Finding the limit with definite integral is generally to find the limit of some summation formulas, and classifying the limit of summation formula as definite integral is based on the definition of definite integral and the properties of integrable function. We know that definite integral is the limit of special summation formula, in which there are functions, interval lengths and arbitrary points between cells, and the division method between these cells and the selection of arbitrary points are arbitrary and complicated.

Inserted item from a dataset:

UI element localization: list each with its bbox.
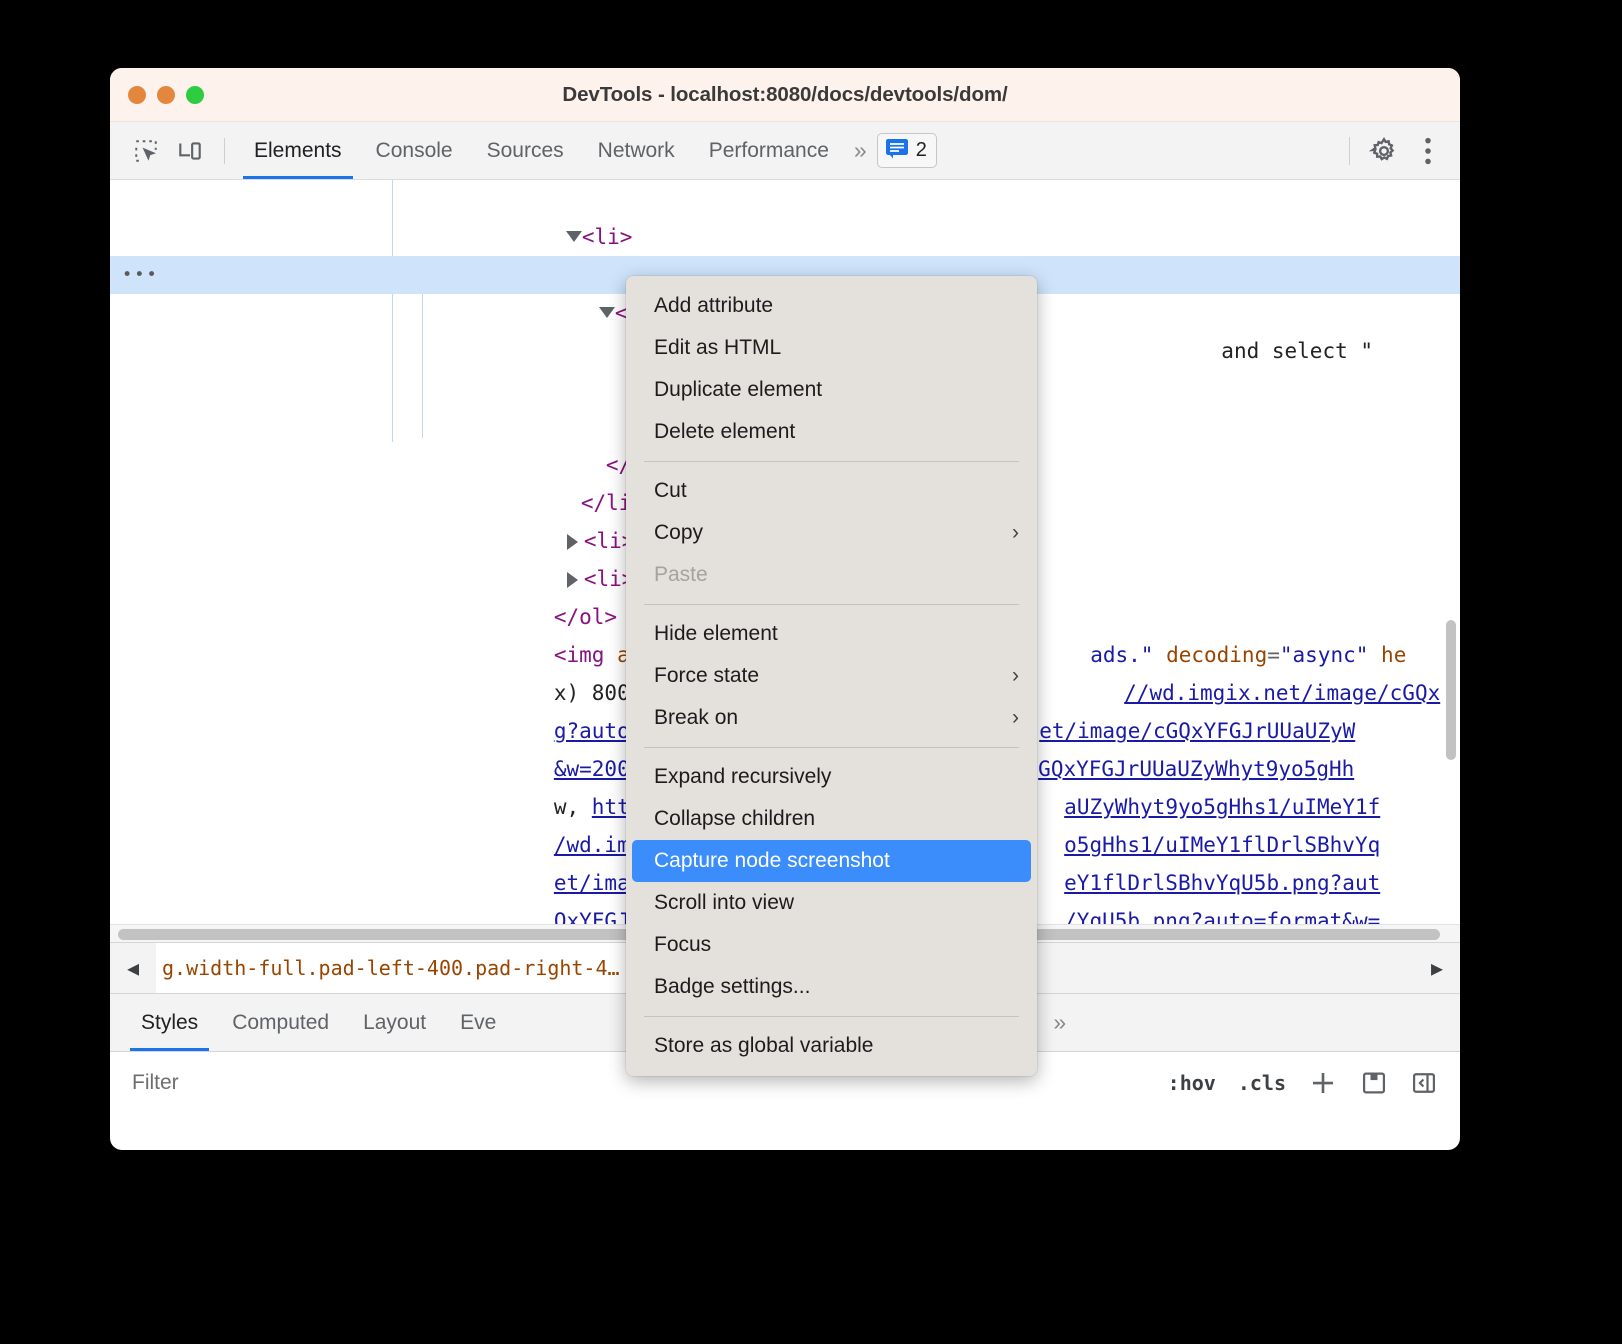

On the other hand, we know that continuous function is integrable in its continuous interval, that is, definite integral exists, which can of course be expressed by the limit of summation formula. Here we choose a special method to get the points between cells: divide the interval into n equal parts (or n- 1 equal parts) and select the end points of the interval, so the limit of the sum formula obtained should also be equal to the definite integral. We see this kind of problem, which is generally called sum limit. Turning into definite integral requires some skills and reverse thinking. In the process of transformation, the key is to turn each term in the sum into a factor of 1/n. This topic has already been found, and the remaining k-th term is sin(kπ/n), and the integrand can be sinπ x.n. Then the value range of k/n should be1/n-> 1。 Because n tends to infinity and 1/n tends to 0, we can know that the integral interval is [0, 1], and the limit can be converted into the definite integral of sinπx on [0, 1]. (You can try it the other way around, divide the interval into equal parts, express sinπx as sum limit by definition, and that gram c takes the endpoint between cells).

Note: If kπ/n is x, the integrand is sinx, and the integration interval becomes [0, π].